Mouhcine Fikri, jeune vendeur de poissons, a été broyé par une benne à ordure après avoir cherché à récupérer sa marchandise confisquée par la police. La scène filmée a provoqué une indignation majeure.
Des dizaines de manifestations massives ont eu lieu, faisant craindre une relance de la contestation populaire à la veille de l’ouverture de la COP22. L’événement a renvoyé au sentiment général d’une société qui broie les individus, enlève leur dignité, ne reconnaît pas leurs droits élémentaires et les prive même de leur gagne-pain.
Il faut dire qu’après le recul du M20 (mouvement du 20 février 2011) et la restauration de « l’autorité de l’État », les politiques antipopulaires se sont accélérées. Privatisation du service public de l’enseignement et de la santé, asphyxie budgétaire des (maigres) services sociaux, démantèlement de la caisse de compensation des prix avec un effet direct sur les produits de première nécessité, réforme ultralibérale du système de retraite, licenciements de masse, aggravation du chômage des diplôméEs, démantèlement en cours du CDI dans la fonction publique, sans oublier la régression majeure des droits démocratiques et le retour sans fard des politiques répressives. Cinq ans après la lancée du Printemps arabe, les illusions sur une possible autoréforme du pouvoir se sont évanouies.
Les élections parlementaires récentes montrent une coupure sans précédent du pays légal et du pays réel, avec un boycott de la part de 80 % de la population. Ce divorce et le ras-le-bol social accumulé ont constitué le terreau des mobilisations actuelles. Sans aucune illusion sur la classe politique institutionnelle, les secteurs populaires cherchent à porter directement leurs aspirations dans la rue. La question sociale, l’exigence de la dignité, forment la colonne vertébrale de ce nouveau cycle de lutte.
Un pouvoir inquiet incapable de résoudre la question sociale
Largement spontané, le soulèvement actuel exprime massivement le rejet de la hogra (l’arbitraire lié aux injustices) et d’une société où la mafia prédatrice au pouvoir mène une guerre sociale extrêmement violente contre les classes populaires.
Le pouvoir a multiplié les gestes d’apaisement, évitant un déploiement visible des appareils répressifs et cherchant à dépolitiser l’événement pour le ramener à un simple fait divers donnant lieu à une enquête judiciaire.
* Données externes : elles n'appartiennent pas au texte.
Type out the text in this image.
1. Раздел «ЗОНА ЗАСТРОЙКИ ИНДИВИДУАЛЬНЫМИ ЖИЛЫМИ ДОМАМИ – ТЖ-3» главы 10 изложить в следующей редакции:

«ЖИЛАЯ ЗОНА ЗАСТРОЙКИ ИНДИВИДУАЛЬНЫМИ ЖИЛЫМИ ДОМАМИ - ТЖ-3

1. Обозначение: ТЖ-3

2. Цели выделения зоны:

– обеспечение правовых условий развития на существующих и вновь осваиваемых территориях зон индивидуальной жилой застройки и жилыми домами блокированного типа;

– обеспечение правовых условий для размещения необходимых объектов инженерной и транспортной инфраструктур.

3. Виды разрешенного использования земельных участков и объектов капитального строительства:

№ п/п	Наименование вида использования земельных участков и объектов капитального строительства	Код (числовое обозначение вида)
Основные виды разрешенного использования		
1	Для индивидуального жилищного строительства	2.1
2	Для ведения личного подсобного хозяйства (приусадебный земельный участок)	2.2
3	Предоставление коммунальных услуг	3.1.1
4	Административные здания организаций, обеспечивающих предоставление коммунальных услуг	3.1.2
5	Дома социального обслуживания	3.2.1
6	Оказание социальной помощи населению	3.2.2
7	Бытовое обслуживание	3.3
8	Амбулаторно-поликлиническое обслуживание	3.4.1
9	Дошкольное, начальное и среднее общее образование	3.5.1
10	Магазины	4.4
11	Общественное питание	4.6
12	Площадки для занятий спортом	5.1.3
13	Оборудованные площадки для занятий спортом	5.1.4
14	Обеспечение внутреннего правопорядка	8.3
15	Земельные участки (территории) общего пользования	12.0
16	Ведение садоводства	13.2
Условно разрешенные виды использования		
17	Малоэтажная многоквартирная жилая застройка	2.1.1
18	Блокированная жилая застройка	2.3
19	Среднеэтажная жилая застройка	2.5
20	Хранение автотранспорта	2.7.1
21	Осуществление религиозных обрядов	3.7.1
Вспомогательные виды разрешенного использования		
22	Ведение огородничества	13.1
Reste que devant la persistance des mobilisations, des parlementaires ont notamment qualifié les manifestantEs du Rif d’« apaches » – expression naguère utilisée par Hassan II en 1984 pour mater une insurrection populaire dans cette région du « Maroc inutile » – ou à accréditer l’idée qu’il s’agit d’une sédition anarchique (« fitna ») visant un scénario à la libyenne, ou bien encore que ses promoteurs sont des « agents biens connus »...
Ce qui inquiète le pouvoir est la persistance de l’« esprit du 20 février ». Le peuple qui ne vote pas n’est pas un peuple indifférent à son sort ou soumis. Le pouvoir s’aperçoit qu’il est exposé, plus fragile que l’image qu’il donne, et incapable d’anticiper ou de contrôler les mouvements qui naissent au cœur de la société. Les mobilisations actuelles traduisent une radicalisation par rapport à la séquence de 2011, car ce qui est mis aujourd’hui en avant, ce sont les questions sociales insolubles pour le pouvoir. Indépendamment de l’issue immédiate, il s’agit bien d’un signe avant-coureur d’une possible explosion sociale. Une raison suffisante pour dès maintenant préparer les convergences et solidarités nécessaires.